On Monday 24 Jan 2011 23:44:44 Ian Clarke wrote:
> On Mon, Jan 24, 2011 at 12:34 PM, David ?Bombe? Roden <
> bombe at pterodactylus.net> wrote:
> 
> > I have recently started using the branching model suggested by Vincent
> > Driessen in http://nvie.com/posts/a-successful-git-branching-model/. At
> > first
> > the amount of branches that are created seem overwhelming but after a short
> > time the benefits of having features cleanly separated before merging them
> > outweigh the added complexity of the graph in gitk by far.
> 
> 
> I'm all for doing things in ways that have been proven successful by others.
>  The current approach which involves a variety of independent repositories
> does seem fairly peculiar.

Independant repositories for each subproject is sensible and normal practice.

Now, to examine the page above:

It is interesting that he endorses a push-based model, where many devs have 
push rights. This mostly works but it is tricky when a big change gets pushed 
and then undone in review. Generally the view is that it's better to just have 
many repo's and pull requests. Although right now quite a lot of people still 
have push rights. Some devs openly prefer posting pull requests. New devs are 
generally encouraged to branch via github and post pull requests. This 
certainly makes life easier for me with the current release process.
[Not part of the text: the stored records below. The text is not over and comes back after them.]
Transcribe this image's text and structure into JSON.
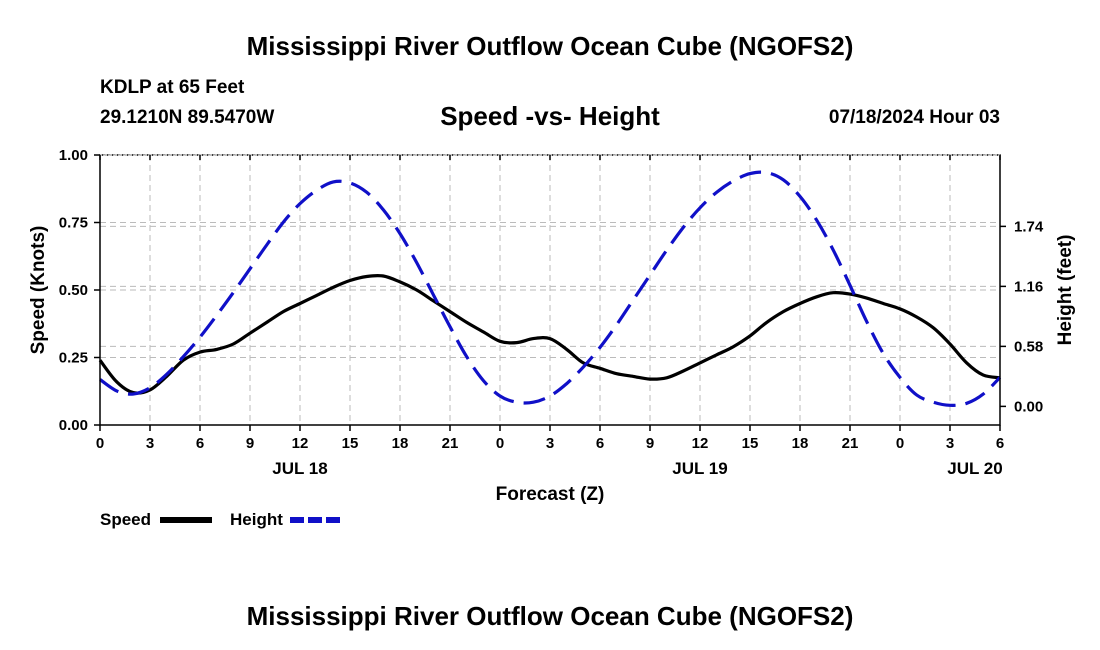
{
  "header": {
    "title": "Mississippi River Outflow Ocean Cube (NGOFS2)",
    "station": "KDLP at 65 Feet",
    "coords": "29.1210N  89.5470W",
    "subtitle": "Speed -vs- Height",
    "datetime": "07/18/2024 Hour 03"
  },
  "footer": {
    "title": "Mississippi River Outflow Ocean Cube (NGOFS2)"
  },
  "colors": {
    "speed": "#000000",
    "height": "#1010c8",
    "grid": "#bbbbbb"
  },
  "chart_data": {
    "type": "line",
    "title": "Speed -vs- Height",
    "xlabel": "Forecast (Z)",
    "ylabel": "Speed (Knots)",
    "ylabel_right": "Height (feet)",
    "xlim": [
      0,
      54
    ],
    "ylim": [
      0,
      1.0
    ],
    "ylim_right": [
      -0.18,
      2.43
    ],
    "x_ticks": [
      0,
      3,
      6,
      9,
      12,
      15,
      18,
      21,
      24,
      27,
      30,
      33,
      36,
      39,
      42,
      45,
      48,
      51,
      54
    ],
    "x_tick_labels": [
      "0",
      "3",
      "6",
      "9",
      "12",
      "15",
      "18",
      "21",
      "0",
      "3",
      "6",
      "9",
      "12",
      "15",
      "18",
      "21",
      "0",
      "3",
      "6"
    ],
    "date_labels": [
      {
        "x": 12,
        "label": "JUL 18"
      },
      {
        "x": 36,
        "label": "JUL 19"
      },
      {
        "x": 52.5,
        "label": "JUL 20"
      }
    ],
    "y_ticks": [
      0.0,
      0.25,
      0.5,
      0.75,
      1.0
    ],
    "y_tick_labels": [
      "0.00",
      "0.25",
      "0.50",
      "0.75",
      "1.00"
    ],
    "y_ticks_right": [
      0.0,
      0.58,
      1.16,
      1.74
    ],
    "y_tick_labels_right": [
      "0.00",
      "0.58",
      "1.16",
      "1.74"
    ],
    "series": [
      {
        "name": "Speed",
        "axis": "left",
        "style": "solid",
        "x": [
          0,
          1,
          2,
          3,
          4,
          5,
          6,
          7,
          8,
          9,
          10,
          11,
          12,
          13,
          14,
          15,
          16,
          17,
          18,
          19,
          20,
          21,
          22,
          23,
          24,
          25,
          26,
          27,
          28,
          29,
          30,
          31,
          32,
          33,
          34,
          35,
          36,
          37,
          38,
          39,
          40,
          41,
          42,
          43,
          44,
          45,
          46,
          47,
          48,
          49,
          50,
          51,
          52,
          53,
          54
        ],
        "values": [
          0.24,
          0.16,
          0.12,
          0.13,
          0.18,
          0.24,
          0.27,
          0.28,
          0.3,
          0.34,
          0.38,
          0.42,
          0.45,
          0.48,
          0.51,
          0.535,
          0.55,
          0.552,
          0.53,
          0.5,
          0.46,
          0.42,
          0.38,
          0.345,
          0.31,
          0.305,
          0.32,
          0.32,
          0.28,
          0.23,
          0.21,
          0.19,
          0.18,
          0.17,
          0.175,
          0.2,
          0.23,
          0.26,
          0.29,
          0.33,
          0.38,
          0.42,
          0.45,
          0.475,
          0.49,
          0.485,
          0.47,
          0.45,
          0.43,
          0.4,
          0.36,
          0.3,
          0.23,
          0.185,
          0.175
        ]
      },
      {
        "name": "Height",
        "axis": "right",
        "style": "dashed",
        "x": [
          0,
          1,
          2,
          3,
          4,
          5,
          6,
          7,
          8,
          9,
          10,
          11,
          12,
          13,
          14,
          15,
          16,
          17,
          18,
          19,
          20,
          21,
          22,
          23,
          24,
          25,
          26,
          27,
          28,
          29,
          30,
          31,
          32,
          33,
          34,
          35,
          36,
          37,
          38,
          39,
          40,
          41,
          42,
          43,
          44,
          45,
          46,
          47,
          48,
          49,
          50,
          51,
          52,
          53,
          54
        ],
        "values": [
          0.26,
          0.15,
          0.12,
          0.18,
          0.31,
          0.48,
          0.67,
          0.88,
          1.1,
          1.33,
          1.56,
          1.78,
          1.96,
          2.09,
          2.17,
          2.16,
          2.07,
          1.9,
          1.67,
          1.39,
          1.08,
          0.77,
          0.48,
          0.25,
          0.1,
          0.04,
          0.04,
          0.1,
          0.22,
          0.38,
          0.57,
          0.79,
          1.03,
          1.27,
          1.51,
          1.73,
          1.92,
          2.07,
          2.18,
          2.25,
          2.26,
          2.19,
          2.03,
          1.8,
          1.51,
          1.17,
          0.82,
          0.51,
          0.28,
          0.11,
          0.04,
          0.01,
          0.03,
          0.12,
          0.28
        ]
      }
    ],
    "legend": [
      {
        "label": "Speed",
        "style": "solid"
      },
      {
        "label": "Height",
        "style": "dashed"
      }
    ],
    "legend_position": "bottom-left",
    "grid": true
  }
}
If we did choose to continue with a many-push model, we'd probably want to set 
some rules about what branches you can push to.
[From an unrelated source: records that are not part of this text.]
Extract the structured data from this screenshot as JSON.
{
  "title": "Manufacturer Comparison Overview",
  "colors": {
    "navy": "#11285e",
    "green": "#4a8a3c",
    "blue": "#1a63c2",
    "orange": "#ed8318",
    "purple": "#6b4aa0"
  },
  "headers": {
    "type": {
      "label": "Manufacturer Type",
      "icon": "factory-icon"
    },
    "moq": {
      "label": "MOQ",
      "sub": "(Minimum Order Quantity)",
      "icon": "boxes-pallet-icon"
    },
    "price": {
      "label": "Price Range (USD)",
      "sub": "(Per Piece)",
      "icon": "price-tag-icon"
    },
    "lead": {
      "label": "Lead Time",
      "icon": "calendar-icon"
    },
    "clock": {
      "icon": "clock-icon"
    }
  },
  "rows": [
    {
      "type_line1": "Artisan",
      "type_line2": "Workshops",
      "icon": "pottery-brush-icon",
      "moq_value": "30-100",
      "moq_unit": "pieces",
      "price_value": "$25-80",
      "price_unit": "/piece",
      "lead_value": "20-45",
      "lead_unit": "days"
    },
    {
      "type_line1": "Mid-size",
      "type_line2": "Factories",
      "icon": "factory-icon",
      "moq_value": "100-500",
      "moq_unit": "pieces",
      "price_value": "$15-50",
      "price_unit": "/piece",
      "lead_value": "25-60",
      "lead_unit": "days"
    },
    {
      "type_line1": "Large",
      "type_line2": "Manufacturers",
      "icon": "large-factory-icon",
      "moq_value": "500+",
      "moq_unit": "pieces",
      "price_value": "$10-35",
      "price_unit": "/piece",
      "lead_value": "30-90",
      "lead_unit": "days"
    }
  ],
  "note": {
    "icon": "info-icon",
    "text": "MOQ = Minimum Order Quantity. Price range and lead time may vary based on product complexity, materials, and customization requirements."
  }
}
He uses "master" for the stable release, and "develop" for the latest pushed 
stuff.

We use master on the stable repository for the stable release, and "master" on 
staging for the latest pushed stuff. So far so similar. Having said that, 
lately we use release branches a lot, which can diverge quite a bit from master.

Feature branches I use in origin for larger changes, and a few other people do. 
Devs who post pull requests almost universally use feature branches. Feature 
branches are good, IMHO better than developing directly on master in most 
cases. Arguably they should be used for even relatively small features.

Using the --no-ff option when merging a feature branch is a good idea.

Release branchs are a good idea. At the moment I use release branches whenever 
I need to release some small part of what is on master. Wider use may make 
sense. I only update the version number at the last minute, which IMHO is 
better for our use as things may happen that make the branch planned to be a 
release actually into the following release. These are often, but by no means 
always, actually hotfix branches by his model.

And of course we use signed tags for all releases, and for prereleases too.